Paul McNeive: Bewley’s Cafe case shows high stakes of a ‘court lease’ if sides can’t agree terms
The Circuit Court decision last week to halve the rent for Bewley’s Café on Grafton Street, Dublin 2, raised a few eyebrows in property circles. The decision certainly comes down on the tenant’s side of the argument, and aspects of the case are indicators of a change in Irish retail markets.
Firstly, it’s a reminder that on expiry of a lease, a tenant, in possession for five years, can go to the courts to set the terms of a new lease, instead of negotiating with the landlord. Notably, in this process, the tenant can dictate the length of the new lease – anything from one year to 25 years – and after one year they can go back to the courts and repeat the process.
The former would present a major headache for any landlord in managing their asset, and reduces the value of their investment. That’s why the threat of a “court lease” is a powerful one in concluding negotiations. It’s not surprising that court leases are often seen where there is a difficult relationship between landlord and tenant.
The tenant can dictate the length of the new lease and after one year they can go back to the courts and repeat the process
In a newly awarded court lease, all of the terms from the previous lease – for example repairing covenants – will be the same, with the exception of the term (dictated by the tenant), the upward-only rent reviews (now banished) and the new rent.
There is a risk for both tenants and landlords in going to the courts as, while judges will listen to both sides of the argument, they are not property experts and decisions can be surprising.
It’s interesting that Bewley’s Café opted for a short five-year term, and that’s a symptom of the changing market. For decades, leasehold interests on Grafton Street could be sold to other tenants for substantial premiums, or “key money”.
However, the introduction of upwards and downwards rent reviews means the days when long leases became valuable are gone.

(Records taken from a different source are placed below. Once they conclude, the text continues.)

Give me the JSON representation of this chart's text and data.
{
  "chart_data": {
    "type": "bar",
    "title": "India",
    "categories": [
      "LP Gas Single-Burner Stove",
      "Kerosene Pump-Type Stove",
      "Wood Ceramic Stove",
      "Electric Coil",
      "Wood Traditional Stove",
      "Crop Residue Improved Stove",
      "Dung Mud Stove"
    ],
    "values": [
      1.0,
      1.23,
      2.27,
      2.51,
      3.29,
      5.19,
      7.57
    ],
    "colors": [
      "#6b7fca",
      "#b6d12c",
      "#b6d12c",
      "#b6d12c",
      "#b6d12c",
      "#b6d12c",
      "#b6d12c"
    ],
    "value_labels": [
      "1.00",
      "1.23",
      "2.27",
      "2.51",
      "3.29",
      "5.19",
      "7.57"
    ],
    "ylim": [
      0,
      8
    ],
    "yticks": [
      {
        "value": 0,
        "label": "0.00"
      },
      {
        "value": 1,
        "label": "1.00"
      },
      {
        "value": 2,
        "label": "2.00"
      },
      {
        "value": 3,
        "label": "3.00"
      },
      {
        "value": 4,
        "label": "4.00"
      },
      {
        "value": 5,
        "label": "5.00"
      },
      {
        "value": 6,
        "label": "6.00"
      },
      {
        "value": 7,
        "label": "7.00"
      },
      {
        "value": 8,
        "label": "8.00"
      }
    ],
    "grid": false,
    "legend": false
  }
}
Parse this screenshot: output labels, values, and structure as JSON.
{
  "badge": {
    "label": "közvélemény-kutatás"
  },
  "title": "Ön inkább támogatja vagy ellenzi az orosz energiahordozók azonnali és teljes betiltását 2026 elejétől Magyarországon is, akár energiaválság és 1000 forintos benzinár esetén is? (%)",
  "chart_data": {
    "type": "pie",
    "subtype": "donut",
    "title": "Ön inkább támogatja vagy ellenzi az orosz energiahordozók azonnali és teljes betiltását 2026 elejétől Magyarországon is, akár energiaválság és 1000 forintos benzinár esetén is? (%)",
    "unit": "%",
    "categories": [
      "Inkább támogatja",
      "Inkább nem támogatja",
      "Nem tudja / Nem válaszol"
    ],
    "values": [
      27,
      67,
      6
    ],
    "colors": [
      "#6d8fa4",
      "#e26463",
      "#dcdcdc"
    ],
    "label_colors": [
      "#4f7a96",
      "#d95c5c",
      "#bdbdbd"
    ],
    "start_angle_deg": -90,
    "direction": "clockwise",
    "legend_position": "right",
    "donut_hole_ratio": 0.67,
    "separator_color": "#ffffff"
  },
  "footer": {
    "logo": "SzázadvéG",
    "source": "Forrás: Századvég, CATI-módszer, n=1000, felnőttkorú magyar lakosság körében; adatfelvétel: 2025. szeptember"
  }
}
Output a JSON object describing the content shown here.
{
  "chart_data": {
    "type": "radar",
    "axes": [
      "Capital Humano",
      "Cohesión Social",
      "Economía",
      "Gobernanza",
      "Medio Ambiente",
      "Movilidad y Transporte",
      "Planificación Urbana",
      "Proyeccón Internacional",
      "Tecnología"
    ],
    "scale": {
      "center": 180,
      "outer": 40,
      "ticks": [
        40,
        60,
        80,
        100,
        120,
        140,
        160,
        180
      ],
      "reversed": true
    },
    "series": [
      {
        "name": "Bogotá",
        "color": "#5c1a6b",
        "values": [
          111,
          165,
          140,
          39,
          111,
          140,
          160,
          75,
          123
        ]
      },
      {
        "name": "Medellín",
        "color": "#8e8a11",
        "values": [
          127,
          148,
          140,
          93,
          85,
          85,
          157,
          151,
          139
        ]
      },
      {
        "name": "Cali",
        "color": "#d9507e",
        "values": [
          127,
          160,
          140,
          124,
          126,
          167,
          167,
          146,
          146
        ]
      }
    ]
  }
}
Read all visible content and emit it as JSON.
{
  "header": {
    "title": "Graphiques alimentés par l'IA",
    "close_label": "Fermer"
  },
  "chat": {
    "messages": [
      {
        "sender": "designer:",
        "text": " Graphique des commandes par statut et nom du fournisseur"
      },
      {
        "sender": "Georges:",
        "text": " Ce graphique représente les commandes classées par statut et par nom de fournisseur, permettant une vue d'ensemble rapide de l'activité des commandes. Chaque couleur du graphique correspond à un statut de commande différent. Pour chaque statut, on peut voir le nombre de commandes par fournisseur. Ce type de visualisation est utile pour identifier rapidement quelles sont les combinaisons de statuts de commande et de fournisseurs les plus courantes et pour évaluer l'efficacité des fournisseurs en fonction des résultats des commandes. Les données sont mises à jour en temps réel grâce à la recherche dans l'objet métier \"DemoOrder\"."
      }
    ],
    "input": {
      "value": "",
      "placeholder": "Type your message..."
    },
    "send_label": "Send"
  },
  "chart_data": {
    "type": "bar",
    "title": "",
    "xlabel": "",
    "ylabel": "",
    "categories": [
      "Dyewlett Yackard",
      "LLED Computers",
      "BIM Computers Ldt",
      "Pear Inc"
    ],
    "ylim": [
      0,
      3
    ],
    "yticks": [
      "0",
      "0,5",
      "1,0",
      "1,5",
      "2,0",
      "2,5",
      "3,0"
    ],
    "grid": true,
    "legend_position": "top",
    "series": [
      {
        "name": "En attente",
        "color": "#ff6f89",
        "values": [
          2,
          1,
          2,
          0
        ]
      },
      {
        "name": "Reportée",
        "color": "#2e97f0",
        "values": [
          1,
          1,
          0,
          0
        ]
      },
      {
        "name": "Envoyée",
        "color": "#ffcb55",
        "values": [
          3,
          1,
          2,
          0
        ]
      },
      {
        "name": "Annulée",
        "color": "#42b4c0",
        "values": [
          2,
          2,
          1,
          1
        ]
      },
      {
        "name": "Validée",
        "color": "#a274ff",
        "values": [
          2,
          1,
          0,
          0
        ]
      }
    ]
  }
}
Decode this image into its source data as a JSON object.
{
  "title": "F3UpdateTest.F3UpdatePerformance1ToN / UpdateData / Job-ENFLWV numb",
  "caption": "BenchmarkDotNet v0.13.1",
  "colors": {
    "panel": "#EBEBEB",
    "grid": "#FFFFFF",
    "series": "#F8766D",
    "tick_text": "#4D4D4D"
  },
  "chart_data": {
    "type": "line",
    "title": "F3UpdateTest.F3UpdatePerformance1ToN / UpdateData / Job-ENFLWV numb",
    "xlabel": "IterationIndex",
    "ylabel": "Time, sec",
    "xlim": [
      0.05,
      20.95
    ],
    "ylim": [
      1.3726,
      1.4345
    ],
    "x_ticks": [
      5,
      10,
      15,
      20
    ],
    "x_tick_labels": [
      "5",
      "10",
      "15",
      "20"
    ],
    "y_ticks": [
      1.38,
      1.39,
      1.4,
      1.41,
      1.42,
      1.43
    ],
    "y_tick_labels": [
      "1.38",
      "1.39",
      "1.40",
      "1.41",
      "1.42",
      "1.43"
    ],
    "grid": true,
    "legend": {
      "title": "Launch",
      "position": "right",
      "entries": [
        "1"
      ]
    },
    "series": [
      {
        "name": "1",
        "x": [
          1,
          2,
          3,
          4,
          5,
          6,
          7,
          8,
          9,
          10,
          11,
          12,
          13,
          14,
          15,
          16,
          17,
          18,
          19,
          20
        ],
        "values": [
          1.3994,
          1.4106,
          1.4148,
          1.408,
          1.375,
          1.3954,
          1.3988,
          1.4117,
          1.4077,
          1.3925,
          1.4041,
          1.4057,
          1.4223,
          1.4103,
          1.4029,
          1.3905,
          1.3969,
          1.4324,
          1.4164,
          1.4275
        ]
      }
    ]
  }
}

Indeed, it is this flexibility which is now becoming key in Irish retailing. While Bewley’s Café will hopefully be trading for another hundred years, there is an acceptance among retailers, particularly in the fashion sector, that they may not be in vogue in 10 years, and so they are choosing shorter leases.
I spoke with retail property expert Neil Bannon, chairman at Bannon, and he confirmed that new leases are now typically for seven years. This usually involves the tenant repudiating their rights to renew the lease on expiry, which also improves flexibility for the landlord.
This flexibility is of increasing importance for landlords too
Mr Bannon sees this flexibility as a positive move and said that “we are moving closer to the European model”.
This flexibility is of increasing importance for landlords too, he told me.
“Consumers demand excitement and change, so landlords need the ability to actively manage their portfolios.”
This increasing flexibility has improved Grafton Street, too, he said, with a greater variety of smaller European retailers, rather than a copy of a typical UK High Street.
This era of shorter leases increases the likelihood of rents rising, Mr Bannon said. “There is less emphasis in the market on the rent review cycle, and more on new lettings and change.”
He also pointed out that rents quoted in the market now are “net effective rents”, which take account of any rent-free period granted. There has been an ”artificial softening” in rents, since pre-Covid, when “headline rents” ignored tenant incentives. The rents quoted now are “more honest”, he concluded.